Trump’s speech was advertised as an update of Richard Nixon’s 1968 “silent majority” address. It is nothing of the kind. This is a bulletin from a grimmer and more pessimistic society than that which would shortly afterward land a man on the moon.
.. Trump’s country is divided in a different way: between those who have lost a status they deserved—and those who have gained a status they do not deserve.
.. Donald Trump’s country is a country in which deserving people feel they have lost even the right to complain about what has happened to them, lest they give offense to some grievance group.

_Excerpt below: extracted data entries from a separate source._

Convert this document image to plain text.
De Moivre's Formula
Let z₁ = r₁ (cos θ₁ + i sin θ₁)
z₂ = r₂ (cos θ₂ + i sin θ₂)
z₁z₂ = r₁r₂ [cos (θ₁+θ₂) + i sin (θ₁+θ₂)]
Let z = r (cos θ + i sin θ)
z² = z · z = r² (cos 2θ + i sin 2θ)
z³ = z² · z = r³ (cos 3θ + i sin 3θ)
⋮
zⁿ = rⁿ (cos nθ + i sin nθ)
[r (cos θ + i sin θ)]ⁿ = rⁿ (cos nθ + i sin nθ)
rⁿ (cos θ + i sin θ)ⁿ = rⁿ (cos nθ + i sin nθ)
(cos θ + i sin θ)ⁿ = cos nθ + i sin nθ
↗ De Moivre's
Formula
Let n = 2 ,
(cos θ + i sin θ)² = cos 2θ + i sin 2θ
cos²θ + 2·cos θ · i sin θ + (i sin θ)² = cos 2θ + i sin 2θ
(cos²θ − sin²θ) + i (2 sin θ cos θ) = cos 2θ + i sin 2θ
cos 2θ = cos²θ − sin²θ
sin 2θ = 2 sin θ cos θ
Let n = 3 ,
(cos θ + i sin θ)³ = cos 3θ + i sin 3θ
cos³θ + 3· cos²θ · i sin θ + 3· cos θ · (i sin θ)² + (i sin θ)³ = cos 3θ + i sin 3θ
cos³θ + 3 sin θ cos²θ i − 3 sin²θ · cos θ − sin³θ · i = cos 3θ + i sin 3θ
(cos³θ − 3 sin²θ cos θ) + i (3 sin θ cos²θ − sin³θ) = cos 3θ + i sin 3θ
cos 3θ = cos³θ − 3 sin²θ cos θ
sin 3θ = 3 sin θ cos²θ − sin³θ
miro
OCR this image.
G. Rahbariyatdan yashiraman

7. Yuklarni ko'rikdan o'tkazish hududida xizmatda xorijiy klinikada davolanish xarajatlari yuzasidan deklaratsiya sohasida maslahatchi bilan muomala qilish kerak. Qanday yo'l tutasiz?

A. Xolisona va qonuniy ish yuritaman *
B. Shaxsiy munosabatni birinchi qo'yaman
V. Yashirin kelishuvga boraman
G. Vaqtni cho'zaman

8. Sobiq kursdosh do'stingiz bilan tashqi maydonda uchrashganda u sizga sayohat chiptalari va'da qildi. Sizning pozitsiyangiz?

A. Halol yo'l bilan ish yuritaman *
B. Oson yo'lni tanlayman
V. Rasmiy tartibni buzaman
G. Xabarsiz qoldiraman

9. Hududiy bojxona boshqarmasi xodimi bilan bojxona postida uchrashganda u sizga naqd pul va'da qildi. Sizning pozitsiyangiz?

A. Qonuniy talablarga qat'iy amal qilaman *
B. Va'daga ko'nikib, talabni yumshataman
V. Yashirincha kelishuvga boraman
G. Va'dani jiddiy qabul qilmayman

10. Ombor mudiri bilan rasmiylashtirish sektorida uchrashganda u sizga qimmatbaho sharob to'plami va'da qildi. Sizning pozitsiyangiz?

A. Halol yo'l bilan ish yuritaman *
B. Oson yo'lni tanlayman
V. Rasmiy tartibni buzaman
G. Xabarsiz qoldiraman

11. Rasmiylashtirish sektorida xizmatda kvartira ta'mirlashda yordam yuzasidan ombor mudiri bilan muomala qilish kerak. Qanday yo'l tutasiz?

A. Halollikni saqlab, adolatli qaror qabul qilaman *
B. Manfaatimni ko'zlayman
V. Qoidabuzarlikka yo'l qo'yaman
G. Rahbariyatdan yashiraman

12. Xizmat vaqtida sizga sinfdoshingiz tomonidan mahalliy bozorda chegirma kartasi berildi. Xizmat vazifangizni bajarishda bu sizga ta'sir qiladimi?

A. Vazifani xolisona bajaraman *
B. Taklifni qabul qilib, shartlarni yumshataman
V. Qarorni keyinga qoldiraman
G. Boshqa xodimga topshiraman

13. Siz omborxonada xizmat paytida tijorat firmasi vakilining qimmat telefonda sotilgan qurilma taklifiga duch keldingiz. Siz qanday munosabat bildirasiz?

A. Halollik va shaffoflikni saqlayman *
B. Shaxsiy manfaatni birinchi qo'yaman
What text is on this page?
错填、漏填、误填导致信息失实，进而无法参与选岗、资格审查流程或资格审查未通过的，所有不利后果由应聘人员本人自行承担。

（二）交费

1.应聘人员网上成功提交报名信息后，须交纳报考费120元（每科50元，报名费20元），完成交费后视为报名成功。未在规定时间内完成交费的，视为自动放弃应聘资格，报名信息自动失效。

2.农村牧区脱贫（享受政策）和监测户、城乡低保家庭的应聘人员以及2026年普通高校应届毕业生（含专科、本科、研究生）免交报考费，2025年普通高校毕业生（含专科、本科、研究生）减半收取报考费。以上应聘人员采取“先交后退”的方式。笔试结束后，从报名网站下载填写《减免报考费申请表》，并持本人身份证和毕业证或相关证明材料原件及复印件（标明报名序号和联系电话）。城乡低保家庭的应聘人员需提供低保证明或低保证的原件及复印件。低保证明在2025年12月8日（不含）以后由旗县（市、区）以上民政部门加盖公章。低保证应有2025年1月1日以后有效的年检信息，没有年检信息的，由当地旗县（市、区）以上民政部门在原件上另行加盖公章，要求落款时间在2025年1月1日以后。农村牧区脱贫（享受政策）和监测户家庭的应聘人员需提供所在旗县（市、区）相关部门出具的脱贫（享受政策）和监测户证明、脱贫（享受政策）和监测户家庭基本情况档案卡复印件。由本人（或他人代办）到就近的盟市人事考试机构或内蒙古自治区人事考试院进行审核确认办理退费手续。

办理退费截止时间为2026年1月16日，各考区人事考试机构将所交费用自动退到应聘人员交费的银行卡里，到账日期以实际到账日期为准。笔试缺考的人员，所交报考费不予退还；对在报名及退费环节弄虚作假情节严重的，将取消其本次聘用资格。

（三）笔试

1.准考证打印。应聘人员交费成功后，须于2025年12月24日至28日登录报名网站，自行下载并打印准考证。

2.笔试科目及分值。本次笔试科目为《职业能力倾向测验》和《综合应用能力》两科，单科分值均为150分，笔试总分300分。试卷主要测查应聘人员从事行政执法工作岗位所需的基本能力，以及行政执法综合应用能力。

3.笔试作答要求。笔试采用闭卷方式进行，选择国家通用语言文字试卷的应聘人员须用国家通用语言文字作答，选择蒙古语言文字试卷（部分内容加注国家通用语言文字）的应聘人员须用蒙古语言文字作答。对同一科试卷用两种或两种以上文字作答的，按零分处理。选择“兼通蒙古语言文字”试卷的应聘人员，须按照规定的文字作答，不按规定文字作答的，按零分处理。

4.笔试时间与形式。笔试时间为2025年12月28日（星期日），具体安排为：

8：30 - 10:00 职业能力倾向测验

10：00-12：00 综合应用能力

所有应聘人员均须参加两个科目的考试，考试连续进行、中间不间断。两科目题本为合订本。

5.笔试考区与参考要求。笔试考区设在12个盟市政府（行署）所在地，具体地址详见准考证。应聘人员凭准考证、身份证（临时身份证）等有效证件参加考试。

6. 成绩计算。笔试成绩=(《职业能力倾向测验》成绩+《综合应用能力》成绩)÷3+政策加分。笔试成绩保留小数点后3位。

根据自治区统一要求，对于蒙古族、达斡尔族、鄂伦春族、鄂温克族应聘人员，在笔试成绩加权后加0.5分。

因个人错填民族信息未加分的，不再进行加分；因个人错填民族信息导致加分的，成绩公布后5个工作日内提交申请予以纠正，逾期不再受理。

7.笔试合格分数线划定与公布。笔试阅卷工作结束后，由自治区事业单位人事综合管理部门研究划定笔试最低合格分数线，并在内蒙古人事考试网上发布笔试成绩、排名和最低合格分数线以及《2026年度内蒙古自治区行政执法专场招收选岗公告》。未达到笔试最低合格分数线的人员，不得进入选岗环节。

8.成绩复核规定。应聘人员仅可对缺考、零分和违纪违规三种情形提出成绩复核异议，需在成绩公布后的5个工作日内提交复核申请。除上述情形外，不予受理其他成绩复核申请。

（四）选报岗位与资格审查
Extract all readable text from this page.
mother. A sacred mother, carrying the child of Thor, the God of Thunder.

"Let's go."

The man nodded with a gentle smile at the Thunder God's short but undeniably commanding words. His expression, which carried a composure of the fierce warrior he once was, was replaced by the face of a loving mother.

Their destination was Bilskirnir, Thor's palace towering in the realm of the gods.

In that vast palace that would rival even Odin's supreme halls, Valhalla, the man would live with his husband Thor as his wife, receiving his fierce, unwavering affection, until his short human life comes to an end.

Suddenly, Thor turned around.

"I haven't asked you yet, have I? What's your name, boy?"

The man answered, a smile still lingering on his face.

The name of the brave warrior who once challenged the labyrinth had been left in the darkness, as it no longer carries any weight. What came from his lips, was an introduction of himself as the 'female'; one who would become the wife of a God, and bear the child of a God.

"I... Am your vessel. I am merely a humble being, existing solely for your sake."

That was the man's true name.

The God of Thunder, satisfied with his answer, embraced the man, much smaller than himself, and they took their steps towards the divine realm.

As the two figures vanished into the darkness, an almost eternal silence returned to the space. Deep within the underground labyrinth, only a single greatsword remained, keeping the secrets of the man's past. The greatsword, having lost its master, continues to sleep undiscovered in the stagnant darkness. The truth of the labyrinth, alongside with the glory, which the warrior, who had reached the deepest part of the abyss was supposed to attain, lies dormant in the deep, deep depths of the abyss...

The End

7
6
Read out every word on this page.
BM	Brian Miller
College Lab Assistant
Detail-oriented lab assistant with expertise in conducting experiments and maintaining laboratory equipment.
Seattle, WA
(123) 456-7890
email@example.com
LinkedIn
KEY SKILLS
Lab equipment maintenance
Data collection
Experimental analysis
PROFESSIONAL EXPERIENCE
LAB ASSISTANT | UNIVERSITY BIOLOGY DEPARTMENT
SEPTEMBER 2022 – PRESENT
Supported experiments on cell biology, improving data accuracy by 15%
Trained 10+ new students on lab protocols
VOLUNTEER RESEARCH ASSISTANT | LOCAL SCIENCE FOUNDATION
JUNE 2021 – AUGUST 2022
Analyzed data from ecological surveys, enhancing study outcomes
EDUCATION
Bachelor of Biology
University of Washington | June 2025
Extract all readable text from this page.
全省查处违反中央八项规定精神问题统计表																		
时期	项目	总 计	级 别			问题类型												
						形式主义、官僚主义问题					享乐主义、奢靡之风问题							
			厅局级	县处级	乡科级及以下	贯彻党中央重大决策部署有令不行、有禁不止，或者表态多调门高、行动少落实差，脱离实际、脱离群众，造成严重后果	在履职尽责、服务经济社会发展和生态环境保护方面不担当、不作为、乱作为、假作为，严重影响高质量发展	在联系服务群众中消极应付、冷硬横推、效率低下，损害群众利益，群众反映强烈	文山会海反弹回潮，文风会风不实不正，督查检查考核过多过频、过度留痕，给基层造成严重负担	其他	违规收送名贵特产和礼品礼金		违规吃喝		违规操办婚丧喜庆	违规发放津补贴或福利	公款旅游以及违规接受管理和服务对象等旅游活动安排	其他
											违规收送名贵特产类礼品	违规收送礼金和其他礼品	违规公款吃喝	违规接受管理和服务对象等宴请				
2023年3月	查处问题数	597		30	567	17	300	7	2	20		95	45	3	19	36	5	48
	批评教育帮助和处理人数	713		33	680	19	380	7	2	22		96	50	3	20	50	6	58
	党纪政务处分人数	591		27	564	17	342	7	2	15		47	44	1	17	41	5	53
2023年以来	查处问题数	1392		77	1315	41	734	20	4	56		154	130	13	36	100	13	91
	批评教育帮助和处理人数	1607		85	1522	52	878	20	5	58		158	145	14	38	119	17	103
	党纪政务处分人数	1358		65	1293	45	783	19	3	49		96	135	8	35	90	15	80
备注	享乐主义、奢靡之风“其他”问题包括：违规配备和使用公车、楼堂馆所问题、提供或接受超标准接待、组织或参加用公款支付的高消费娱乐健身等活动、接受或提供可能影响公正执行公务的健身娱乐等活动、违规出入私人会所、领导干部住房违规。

.. And Donald Trump’s offer to them is less what he will do—about that he is exceedingly hazy—and much more what he will say: “I am your voice,” is the powerful phrase that he uses twice.
.. I’ve compared Donald Trump to William Jennings Bryan, who forfeited the chance in 1896 to build an alliance of all those discontented with industrial capitalism because he only truly felt at home with rural people—and could not refrain from inflammatory language about cities and city people.
.. But it’s not enough to be right to become president, as Henry Clay famously quipped. You have to be right in the right way and at the right time. You have to be the right messenger to carry the right message.
.. The political observer Michael Barone warned in 1992 that Pat Buchanan would go nowhere in politics because Americans aren’t angry people, and they don’t trust angry people with power.